Spike in cancer diagnoses due to 2020 delayed care
The number of cancer diagnoses increased again in 2021 to the expected level. The Integrated Cancer Center of the Netherlands (IKNL) reported this in the run-up to World Cancer Day on Friday. Due to the pandemic, the number of diagnoses decreased in 2020. But according to the center, this did not lead to more severe diagnoses like metastases in new patients.
Last year, 124,000 people were told they had cancer, 11,000 more than in 2020 and 4,000 more than in 2019. On average, the number of diagnoses increases by 2,000 cases annually due to population growth and the growing proportion of older people. In 2020, however, the number of cancer diagnoses was lower than in 2019. Due to the coronavirus pandemic, people postponed a visit to the GP. The population screenings for cancer were also suspended in 2020, and a lot of regular care was postponed due to the pandemic.

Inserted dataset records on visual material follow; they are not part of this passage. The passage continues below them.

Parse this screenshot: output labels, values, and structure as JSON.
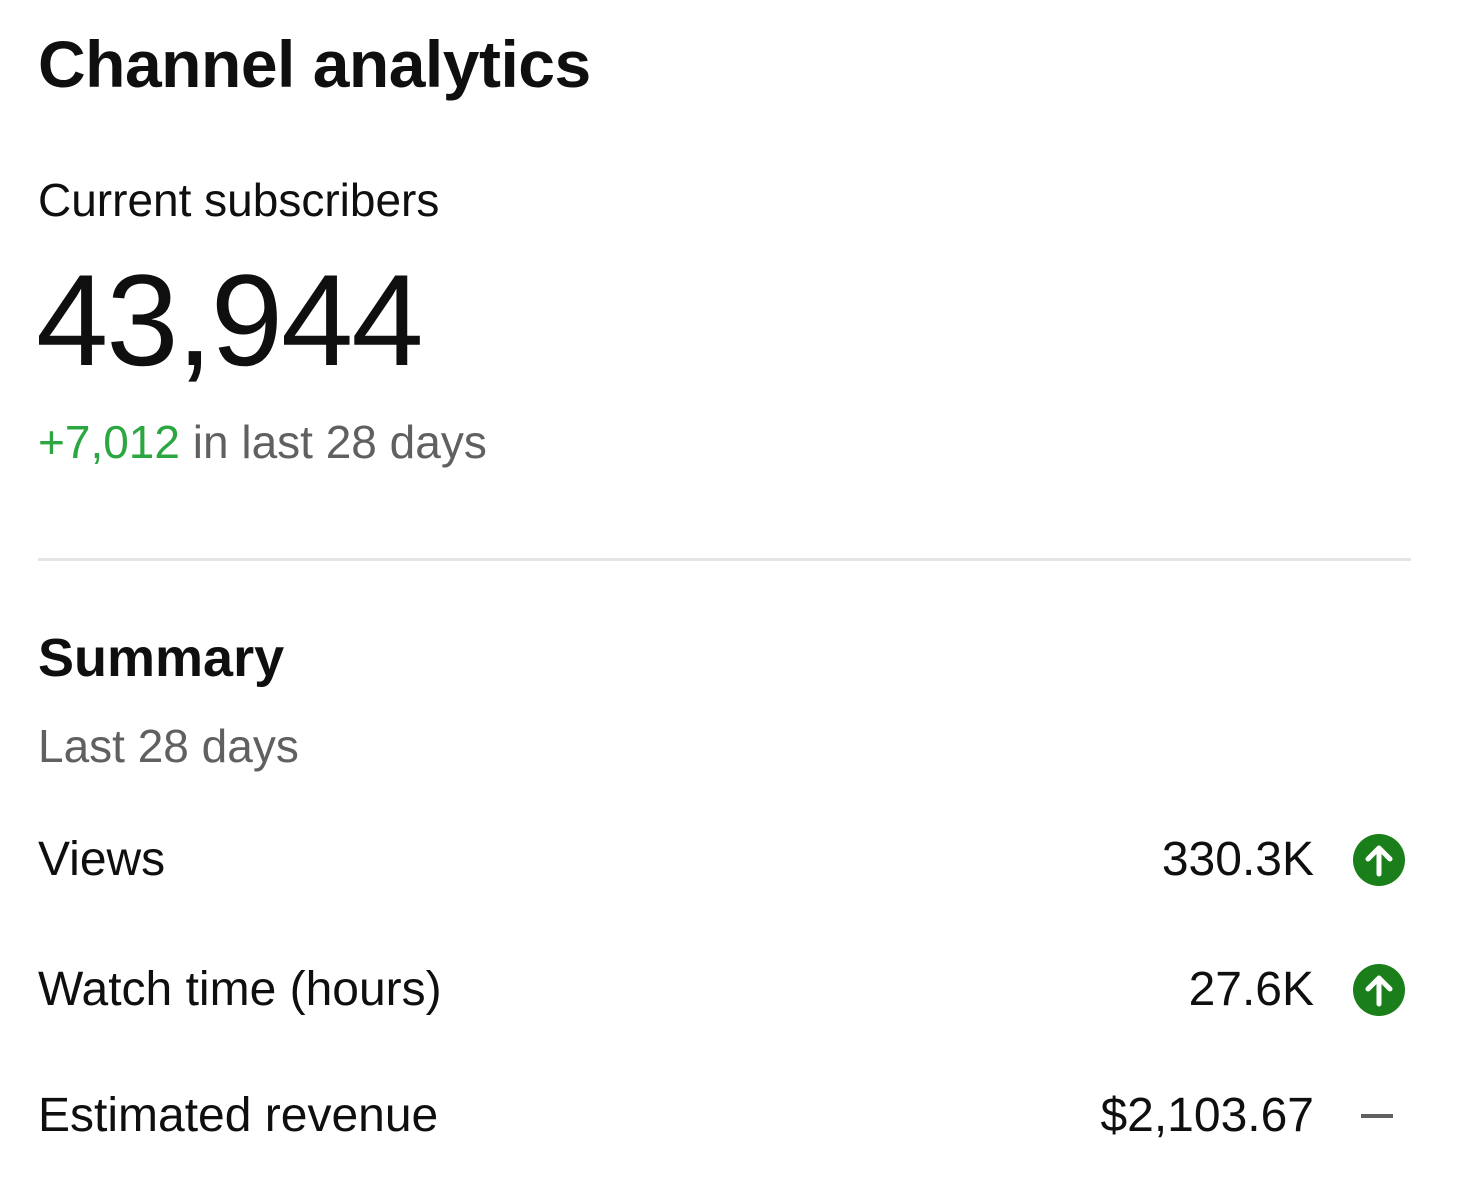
{
  "header": {
    "title": "Channel analytics"
  },
  "subscribers": {
    "label": "Current subscribers",
    "count": "43,944",
    "delta": "+7,012",
    "period": " in last 28 days"
  },
  "summary": {
    "title": "Summary",
    "period": "Last 28 days",
    "metrics": [
      {
        "label": "Views",
        "value": "330.3K",
        "trend": "up",
        "trend_icon": "arrow-up-circle-icon"
      },
      {
        "label": "Watch time (hours)",
        "value": "27.6K",
        "trend": "up",
        "trend_icon": "arrow-up-circle-icon"
      },
      {
        "label": "Estimated revenue",
        "value": "$2,103.67",
        "trend": "flat",
        "trend_icon": "dash-icon"
      }
    ]
  },
  "colors": {
    "positive": "#2ba640",
    "trend_up_icon": "#1a7f1a",
    "muted_text": "#606060",
    "divider": "#e5e5e5",
    "flat_icon": "#606060"
  }
}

In the first coronavirus year, that postponement of examinations and, therefore, diagnoses did not lead to an increase in people getting their diagnoses too late, according to the IKNL. It was feared that people whose examination was postponed in the spring of 2020, for example, would be diagnosed with a more advanced stage of the disease later that year.
"Although there was no increase at the population level in 2020, it cannot be ruled out that a later diagnosis may have had serious consequences in a relatively small number of patients," the IKNL added. It is also still unclear what the effect of the low number of diagnoses in 2020 was in 2021 and later.

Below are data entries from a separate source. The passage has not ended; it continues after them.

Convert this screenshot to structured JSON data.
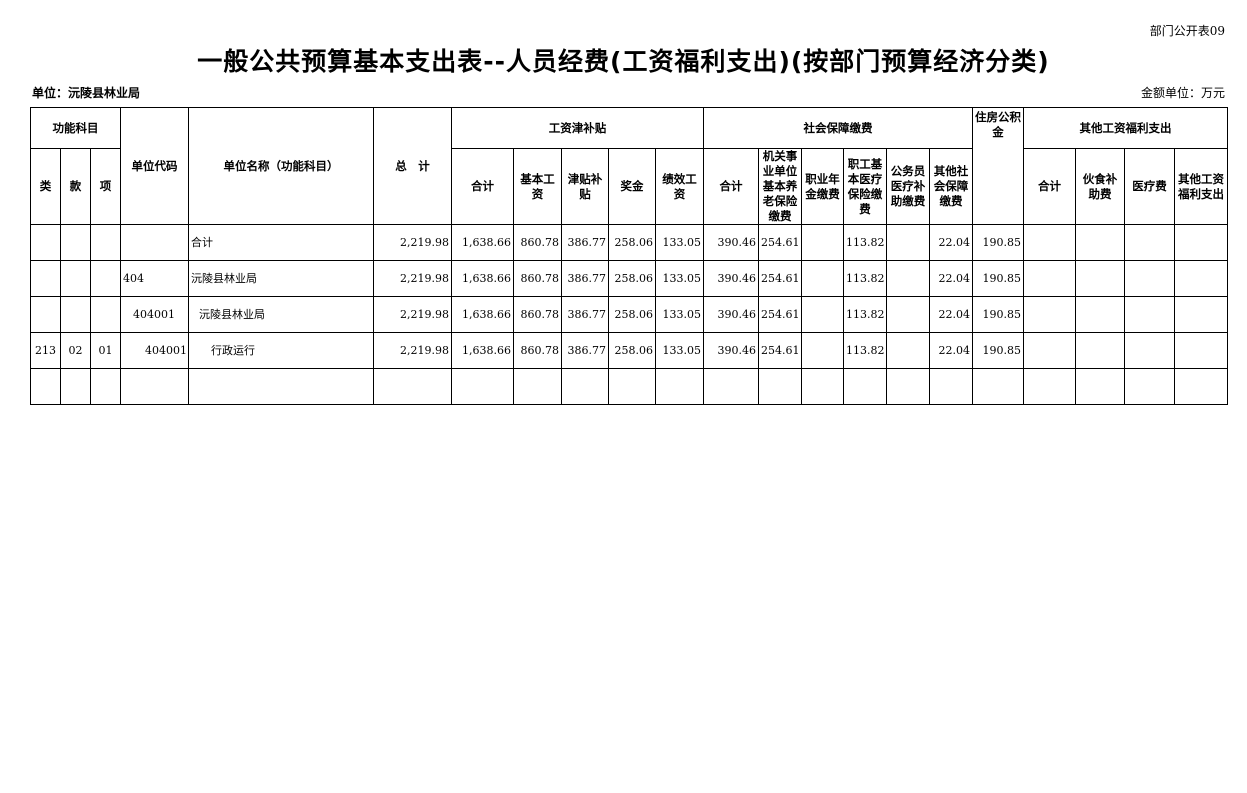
{
  "form_no": "部门公开表09",
  "title": "一般公共预算基本支出表--人员经费(工资福利支出)(按部门预算经济分类)",
  "unit": "单位：沅陵县林业局",
  "money_unit": "金额单位：万元",
  "headers": {
    "func": "功能科目",
    "lei": "类",
    "kuan": "款",
    "xiang": "项",
    "code": "单位代码",
    "name": "单位名称（功能科目）",
    "total": "总　计",
    "wage": "工资津补贴",
    "wage_total": "合计",
    "basic": "基本工资",
    "allowance": "津贴补贴",
    "bonus": "奖金",
    "performance": "绩效工资",
    "ss": "社会保障缴费",
    "ss_total": "合计",
    "pension": "机关事业单位基本养老保险缴费",
    "occupational": "职业年金缴费",
    "medical": "职工基本医疗保险缴费",
    "civil_medical": "公务员医疗补助缴费",
    "other_ss": "其他社会保障缴费",
    "housing": "住房公积金",
    "other": "其他工资福利支出",
    "other_total": "合计",
    "meal": "伙食补助费",
    "medical_fee": "医疗费",
    "other_welfare": "其他工资福利支出"
  },
  "rows": [
    {
      "lei": "",
      "kuan": "",
      "xiang": "",
      "code": "",
      "name": "合计",
      "total": "2,219.98",
      "wage_total": "1,638.66",
      "basic": "860.78",
      "allowance": "386.77",
      "bonus": "258.06",
      "performance": "133.05",
      "ss_total": "390.46",
      "pension": "254.61",
      "occupational": "",
      "medical": "113.82",
      "civil_medical": "",
      "other_ss": "22.04",
      "housing": "190.85",
      "other_total": "",
      "meal": "",
      "medical_fee": "",
      "other_welfare": ""
    },
    {
      "lei": "",
      "kuan": "",
      "xiang": "",
      "code": "404",
      "name": "沅陵县林业局",
      "total": "2,219.98",
      "wage_total": "1,638.66",
      "basic": "860.78",
      "allowance": "386.77",
      "bonus": "258.06",
      "performance": "133.05",
      "ss_total": "390.46",
      "pension": "254.61",
      "occupational": "",
      "medical": "113.82",
      "civil_medical": "",
      "other_ss": "22.04",
      "housing": "190.85",
      "other_total": "",
      "meal": "",
      "medical_fee": "",
      "other_welfare": ""
    },
    {
      "lei": "",
      "kuan": "",
      "xiang": "",
      "code": "404001",
      "name": "沅陵县林业局",
      "total": "2,219.98",
      "wage_total": "1,638.66",
      "basic": "860.78",
      "allowance": "386.77",
      "bonus": "258.06",
      "performance": "133.05",
      "ss_total": "390.46",
      "pension": "254.61",
      "occupational": "",
      "medical": "113.82",
      "civil_medical": "",
      "other_ss": "22.04",
      "housing": "190.85",
      "other_total": "",
      "meal": "",
      "medical_fee": "",
      "other_welfare": ""
    },
    {
      "lei": "213",
      "kuan": "02",
      "xiang": "01",
      "code": "404001",
      "name": "行政运行",
      "total": "2,219.98",
      "wage_total": "1,638.66",
      "basic": "860.78",
      "allowance": "386.77",
      "bonus": "258.06",
      "performance": "133.05",
      "ss_total": "390.46",
      "pension": "254.61",
      "occupational": "",
      "medical": "113.82",
      "civil_medical": "",
      "other_ss": "22.04",
      "housing": "190.85",
      "other_total": "",
      "meal": "",
      "medical_fee": "",
      "other_welfare": ""
    },
    {
      "lei": "",
      "kuan": "",
      "xiang": "",
      "code": "",
      "name": "",
      "total": "",
      "wage_total": "",
      "basic": "",
      "allowance": "",
      "bonus": "",
      "performance": "",
      "ss_total": "",
      "pension": "",
      "occupational": "",
      "medical": "",
      "civil_medical": "",
      "other_ss": "",
      "housing": "",
      "other_total": "",
      "meal": "",
      "medical_fee": "",
      "other_welfare": ""
    }
  ]
}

Breast cancer was the most common cancer diagnosis in 2021. Last year, 15,700 people got this diagnosis. Relatively many people, 14,900, were told they have squamous cell carcinoma of the skin (a type of skin cancer). Lung cancer was diagnosed in 14,700 people, prostate cancer in 13,700 people, and 12,900 people were diagnosed with colon cancer. A third of new patients in 2021 were 75 years old or older. In 6 percent of cases, the patient was younger than 45.

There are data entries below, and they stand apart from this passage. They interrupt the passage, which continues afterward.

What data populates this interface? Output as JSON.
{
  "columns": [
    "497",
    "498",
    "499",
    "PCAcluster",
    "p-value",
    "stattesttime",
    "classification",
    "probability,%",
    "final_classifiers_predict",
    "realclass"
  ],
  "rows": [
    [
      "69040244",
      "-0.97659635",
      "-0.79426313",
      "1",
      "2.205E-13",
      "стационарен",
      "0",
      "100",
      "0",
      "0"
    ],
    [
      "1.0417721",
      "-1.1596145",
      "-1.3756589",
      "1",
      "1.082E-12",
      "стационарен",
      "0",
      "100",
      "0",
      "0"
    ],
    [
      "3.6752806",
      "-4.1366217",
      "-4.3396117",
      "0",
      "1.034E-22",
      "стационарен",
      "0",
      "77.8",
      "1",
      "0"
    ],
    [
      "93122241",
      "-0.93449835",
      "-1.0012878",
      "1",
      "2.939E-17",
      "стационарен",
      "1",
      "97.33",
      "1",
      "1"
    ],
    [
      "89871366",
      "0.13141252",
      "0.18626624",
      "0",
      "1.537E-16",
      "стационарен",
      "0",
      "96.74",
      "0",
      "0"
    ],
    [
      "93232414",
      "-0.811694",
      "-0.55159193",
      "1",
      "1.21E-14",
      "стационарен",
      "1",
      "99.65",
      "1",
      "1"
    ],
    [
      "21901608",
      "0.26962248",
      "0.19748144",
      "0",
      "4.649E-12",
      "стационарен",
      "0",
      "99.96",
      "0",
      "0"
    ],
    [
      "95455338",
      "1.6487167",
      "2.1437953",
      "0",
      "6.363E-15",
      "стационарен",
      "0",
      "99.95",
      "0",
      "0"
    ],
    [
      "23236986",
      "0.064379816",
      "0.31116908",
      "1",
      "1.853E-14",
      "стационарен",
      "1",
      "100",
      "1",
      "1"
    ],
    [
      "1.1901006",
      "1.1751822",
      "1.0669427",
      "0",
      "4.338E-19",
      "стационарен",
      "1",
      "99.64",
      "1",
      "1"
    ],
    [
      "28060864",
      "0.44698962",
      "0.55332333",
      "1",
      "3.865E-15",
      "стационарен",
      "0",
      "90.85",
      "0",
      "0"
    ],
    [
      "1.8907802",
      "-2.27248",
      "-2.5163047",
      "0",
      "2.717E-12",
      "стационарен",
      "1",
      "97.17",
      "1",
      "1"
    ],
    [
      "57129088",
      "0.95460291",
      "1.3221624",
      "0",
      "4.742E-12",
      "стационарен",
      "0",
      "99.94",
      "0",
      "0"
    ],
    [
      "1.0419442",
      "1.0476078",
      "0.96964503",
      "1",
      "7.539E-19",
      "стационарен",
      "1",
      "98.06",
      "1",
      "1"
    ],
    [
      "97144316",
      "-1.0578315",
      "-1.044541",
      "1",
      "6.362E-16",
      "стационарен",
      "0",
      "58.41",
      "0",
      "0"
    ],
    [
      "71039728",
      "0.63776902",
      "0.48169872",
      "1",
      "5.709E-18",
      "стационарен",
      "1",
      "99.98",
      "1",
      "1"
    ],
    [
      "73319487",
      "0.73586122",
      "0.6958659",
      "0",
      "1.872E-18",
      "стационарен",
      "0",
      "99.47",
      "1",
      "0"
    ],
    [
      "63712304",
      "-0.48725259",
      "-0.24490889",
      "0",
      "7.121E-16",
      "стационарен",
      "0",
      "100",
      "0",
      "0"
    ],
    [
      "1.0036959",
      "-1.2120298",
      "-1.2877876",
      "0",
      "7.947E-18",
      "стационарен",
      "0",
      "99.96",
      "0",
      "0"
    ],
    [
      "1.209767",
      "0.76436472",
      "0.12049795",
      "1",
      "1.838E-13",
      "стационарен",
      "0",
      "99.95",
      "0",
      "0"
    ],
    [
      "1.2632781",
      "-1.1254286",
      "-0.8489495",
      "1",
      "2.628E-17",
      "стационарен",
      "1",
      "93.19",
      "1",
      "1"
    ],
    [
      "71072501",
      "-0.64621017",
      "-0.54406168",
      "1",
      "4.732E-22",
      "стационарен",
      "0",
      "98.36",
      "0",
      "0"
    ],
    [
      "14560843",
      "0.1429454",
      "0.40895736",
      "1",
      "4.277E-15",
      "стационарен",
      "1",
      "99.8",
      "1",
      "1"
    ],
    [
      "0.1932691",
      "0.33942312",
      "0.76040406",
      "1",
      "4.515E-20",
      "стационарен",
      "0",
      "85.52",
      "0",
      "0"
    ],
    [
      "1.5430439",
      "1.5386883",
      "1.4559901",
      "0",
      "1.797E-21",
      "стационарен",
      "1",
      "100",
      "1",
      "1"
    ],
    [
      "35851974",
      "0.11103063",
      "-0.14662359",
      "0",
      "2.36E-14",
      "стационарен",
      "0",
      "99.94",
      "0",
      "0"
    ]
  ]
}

KWF Kankerbestrijding stressed the importance of a timely diagnosis. Based on the figures from IKNL, the organization sees that the coronavirus had less impact than feared. "But there are individual cases in which the diagnosis was made too late, and that is very serious. That is why it remains important to go to the GP if you have complaints and to respond to the call of the population screening."